Edgar has made a proposal to simplify the noise removal tool.
See https://forum.audacityteam.org/t/one-click-noise-removal/27598/1
This has me inspired to write a simple plug-in that reduces (white) noise without any user input or creation of a profile.
It uses the moving average filter (well known from statistics and data analysis) to remove unwanted noise.
It’s the simplest low pass filter and terrible from a frequency point of view. However, it’s the fastest and best suited filter for noise that is distributed over the whole band-width. A kind of noise gate is implemented too, that surpresses signals that are not periodic.
To use it, just select the noisy region and apply the “Reduce Noise” from the effect menu once or more times.
I’ve tested it with a frequency sweep. I added some noise with:
(multichan-expand 'sum (mult 0.02 (noise 2)) s)
Try it out. It’s only a start, there could be a more sophisticated algrithm be implemented, but there are specialists around for this stuff.
However, you can help me improve the code with your ideas. How much should the noise be reduced in one call? Do you want no gating? Should the tool omit the normalization? But that would result in unbalanced stereo tracks.
reduce-noise.ny (974 Bytes)
How were you philosophically going to get around voices? In the presence of white noise, a voice is either gargly/honky/martian, or hissy under the best circumstances, and voices are a very popular noise removal task. The next most popular task is wide-band
music.
Are you developing a cousin to conferencing and communications systems? We regularly trash Microsoft’s insistence that their “enhanced services” be default, but if you’re on Skype from a noisy room, it does work pretty well. I think most are based on your assumptions that sound that never goes away is “noise” and should be analyzed and suppressed, so you’re in a very popular neighborhood there.
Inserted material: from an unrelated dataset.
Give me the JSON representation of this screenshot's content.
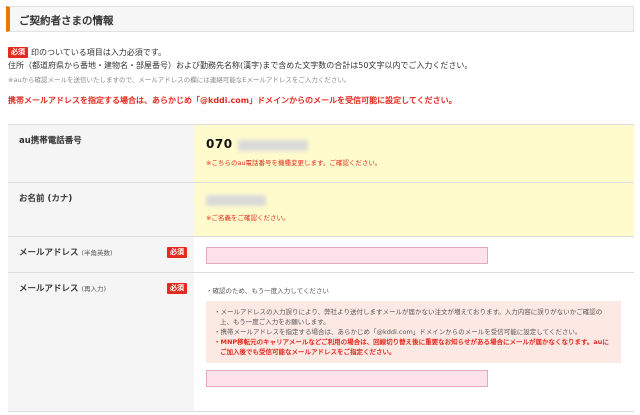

Having experienced multiple systems like that I can tell you with perfect assurance that some work a lot better than others. So the technique isn’t standard and you can go a long way to judging a good system just based on noise removal talents. Real time, too.
Koz
The approach is very simple. The asumption is that we are dealing with ordinary white noise. The filter that removes this kind of noise the best is the moving average, because its filter kernel is not weighted (since the noise can have any value at any time).
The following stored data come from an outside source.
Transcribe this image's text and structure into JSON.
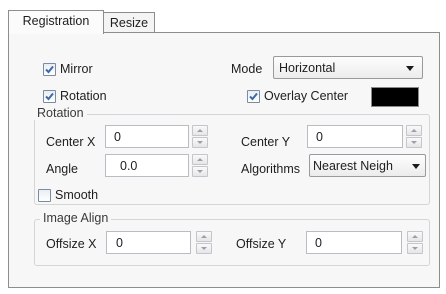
{
  "tabs": [
    {
      "label": "Registration",
      "active": true
    },
    {
      "label": "Resize",
      "active": false
    }
  ],
  "options": {
    "mirror": {
      "label": "Mirror",
      "checked": true
    },
    "rotation": {
      "label": "Rotation",
      "checked": true
    },
    "mode": {
      "label": "Mode",
      "value": "Horizontal"
    },
    "overlay_center": {
      "label": "Overlay Center",
      "checked": true,
      "color": "#000000"
    }
  },
  "rotation_group": {
    "title": "Rotation",
    "center_x": {
      "label": "Center X",
      "value": "0"
    },
    "center_y": {
      "label": "Center Y",
      "value": "0"
    },
    "angle": {
      "label": "Angle",
      "value": "0.0"
    },
    "algorithms": {
      "label": "Algorithms",
      "value": "Nearest Neigh"
    },
    "smooth": {
      "label": "Smooth",
      "checked": false
    }
  },
  "image_align_group": {
    "title": "Image Align",
    "offsize_x": {
      "label": "Offsize X",
      "value": "0"
    },
    "offsize_y": {
      "label": "Offsize Y",
      "value": "0"
    }
  },
  "colors": {
    "panel": "#f7f7f7",
    "border": "#8d8d8d",
    "check": "#3c6aa8"
  }
}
In addition, the signal is multiplied by the inverse of the periodicity, as it is found by the yin algorithm. This means that periods of high noise density are suppressed.
Yin searches for a fundamental frequency and returns this value with the corresponding reliability. The search begins in this version from 100 Hz upwards.
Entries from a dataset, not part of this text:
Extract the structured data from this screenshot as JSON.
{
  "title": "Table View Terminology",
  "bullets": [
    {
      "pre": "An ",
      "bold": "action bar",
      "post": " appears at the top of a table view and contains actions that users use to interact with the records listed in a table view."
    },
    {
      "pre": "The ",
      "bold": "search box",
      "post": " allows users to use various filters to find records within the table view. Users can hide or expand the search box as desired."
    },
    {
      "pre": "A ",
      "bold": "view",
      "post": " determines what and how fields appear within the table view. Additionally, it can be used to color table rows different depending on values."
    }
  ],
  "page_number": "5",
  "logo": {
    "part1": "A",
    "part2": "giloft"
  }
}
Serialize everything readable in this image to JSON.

The first value (the fundamental) is currently not used. but it could serve as an input to a Highpass filter, where all frequencies below are cut.
I could imagine a version that makes use of multiple bands with the right weighting for speech that is examined with this algorithm and the output is afterwards made up accordingly.
I’ve scanned some papers that present sophisticated routines for speech cleanup, but I didn’t want to dig deeper into this subject since a realization within Nyquist is beyond my abilities.